The question is simple:
What fraction of matrices in $G_n = \text{GL}_n(\mathbb{Z})$ have at least one unit entry (i.e., either $\lbrace\pm 1 \rbrace$)?
I'm not sure what the correct measure on $G_n$ would be, so here is a suggestion: for each natural number $m \geq 1$, define $G_n(m)$ to be the set of precisely those matrices in $G_n$ whose entries are bounded in absolute value by $m$ and let $H_n(m)$ be the subset of matrices which have at least one unit entry. These are finite and non-empty sets, so in particular for each $m$ the following ratio is defined: $$r_n(m) = \frac{|H_n(m)|}{|G_n(m)|}$$
Now, one can take limits (or lim-sups?) as $m \to \infty$. Again, this is only a suggested measure and it should not constrain potential answers: all reasonable measures are welcome.
Motivation
I write software that pre-processes large (filtered) cell complexes via discrete Morse theory to produce smaller cell complexes with identical homology groups. Without getting into gory details, the basic idea is to greedily exploit unit incidence among cell-pairs in order to clear out the corresponding row and column from the matrix representation of a boundary operator via obvious row and column operations: once these have been cleared, these paired cells can be removed from the complex altogether.

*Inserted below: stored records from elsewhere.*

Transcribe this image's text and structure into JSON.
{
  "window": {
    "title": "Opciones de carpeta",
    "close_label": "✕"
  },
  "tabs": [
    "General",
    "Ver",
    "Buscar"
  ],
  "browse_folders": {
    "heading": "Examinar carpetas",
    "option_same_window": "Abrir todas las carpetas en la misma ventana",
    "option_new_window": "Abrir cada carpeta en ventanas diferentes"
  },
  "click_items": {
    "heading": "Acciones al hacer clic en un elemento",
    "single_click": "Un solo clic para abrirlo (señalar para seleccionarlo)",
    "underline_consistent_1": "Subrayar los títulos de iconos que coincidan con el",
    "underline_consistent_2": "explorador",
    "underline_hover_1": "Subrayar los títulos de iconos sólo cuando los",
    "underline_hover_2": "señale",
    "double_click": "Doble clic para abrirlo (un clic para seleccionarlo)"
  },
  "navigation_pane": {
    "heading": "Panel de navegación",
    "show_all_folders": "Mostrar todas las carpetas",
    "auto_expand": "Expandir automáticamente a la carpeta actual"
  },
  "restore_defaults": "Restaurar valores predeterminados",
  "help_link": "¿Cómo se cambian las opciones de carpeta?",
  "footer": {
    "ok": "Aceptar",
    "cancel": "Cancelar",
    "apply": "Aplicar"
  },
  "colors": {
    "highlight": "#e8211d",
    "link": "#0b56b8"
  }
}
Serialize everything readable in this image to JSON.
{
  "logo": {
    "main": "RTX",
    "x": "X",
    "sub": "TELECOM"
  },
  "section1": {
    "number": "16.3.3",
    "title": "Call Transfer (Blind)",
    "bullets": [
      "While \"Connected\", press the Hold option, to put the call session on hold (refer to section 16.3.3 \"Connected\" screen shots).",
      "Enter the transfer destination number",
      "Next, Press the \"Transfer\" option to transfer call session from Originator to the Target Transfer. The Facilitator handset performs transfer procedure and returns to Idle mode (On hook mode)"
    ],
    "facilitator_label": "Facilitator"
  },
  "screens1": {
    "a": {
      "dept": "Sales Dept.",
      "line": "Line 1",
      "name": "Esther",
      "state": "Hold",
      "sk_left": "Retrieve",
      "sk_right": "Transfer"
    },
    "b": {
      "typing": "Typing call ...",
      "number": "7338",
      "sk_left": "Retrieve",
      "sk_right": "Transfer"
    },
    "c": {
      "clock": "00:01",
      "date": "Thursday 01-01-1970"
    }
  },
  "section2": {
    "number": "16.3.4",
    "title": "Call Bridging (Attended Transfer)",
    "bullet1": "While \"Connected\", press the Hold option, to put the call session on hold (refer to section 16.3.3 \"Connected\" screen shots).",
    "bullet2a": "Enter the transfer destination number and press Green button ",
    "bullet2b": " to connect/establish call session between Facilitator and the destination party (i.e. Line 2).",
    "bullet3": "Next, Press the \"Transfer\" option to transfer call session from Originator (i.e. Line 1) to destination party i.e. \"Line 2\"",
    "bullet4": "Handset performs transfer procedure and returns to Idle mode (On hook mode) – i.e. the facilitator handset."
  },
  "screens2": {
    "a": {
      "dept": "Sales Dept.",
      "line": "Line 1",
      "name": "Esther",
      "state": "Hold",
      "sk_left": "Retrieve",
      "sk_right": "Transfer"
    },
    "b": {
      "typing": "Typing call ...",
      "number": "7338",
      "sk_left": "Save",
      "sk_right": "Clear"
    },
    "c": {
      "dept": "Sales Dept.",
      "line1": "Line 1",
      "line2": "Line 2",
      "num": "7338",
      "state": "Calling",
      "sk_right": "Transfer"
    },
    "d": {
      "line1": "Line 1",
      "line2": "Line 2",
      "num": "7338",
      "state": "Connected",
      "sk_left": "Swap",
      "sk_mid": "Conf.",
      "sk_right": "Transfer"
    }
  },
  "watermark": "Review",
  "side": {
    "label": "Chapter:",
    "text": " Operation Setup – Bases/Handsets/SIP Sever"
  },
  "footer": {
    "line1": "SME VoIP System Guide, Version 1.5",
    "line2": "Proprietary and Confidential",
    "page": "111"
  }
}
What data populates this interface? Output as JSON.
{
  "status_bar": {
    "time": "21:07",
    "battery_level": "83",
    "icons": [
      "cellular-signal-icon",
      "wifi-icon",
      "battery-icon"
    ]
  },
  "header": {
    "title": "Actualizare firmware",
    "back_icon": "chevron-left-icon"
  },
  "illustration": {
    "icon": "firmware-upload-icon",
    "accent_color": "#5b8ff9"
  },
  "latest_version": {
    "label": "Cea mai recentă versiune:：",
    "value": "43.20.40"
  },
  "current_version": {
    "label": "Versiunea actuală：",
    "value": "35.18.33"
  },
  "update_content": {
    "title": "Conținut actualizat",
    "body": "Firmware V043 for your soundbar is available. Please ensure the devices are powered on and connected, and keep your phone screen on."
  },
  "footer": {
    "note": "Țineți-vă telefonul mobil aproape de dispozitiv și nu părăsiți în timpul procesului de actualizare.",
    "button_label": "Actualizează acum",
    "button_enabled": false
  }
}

Recently, I was handed a collection of triangulated homology $4$-spheres with tons of torsion in the fundamental groups. On these complexes, the naive greedy collapsing schemes do not produce a perfect reduced complex (i.e., with one zero-dimensional cell and four dimensional cell). In fact, the boundary matrices of the reduced complexes often contain no units at all, and this is precisely when no more collapses are possible. I would like a quantification of how often should one expect an invertible integer matrix to have exploitable units? in order to judge the performance of discrete Morse theoretic reductions on these spheres.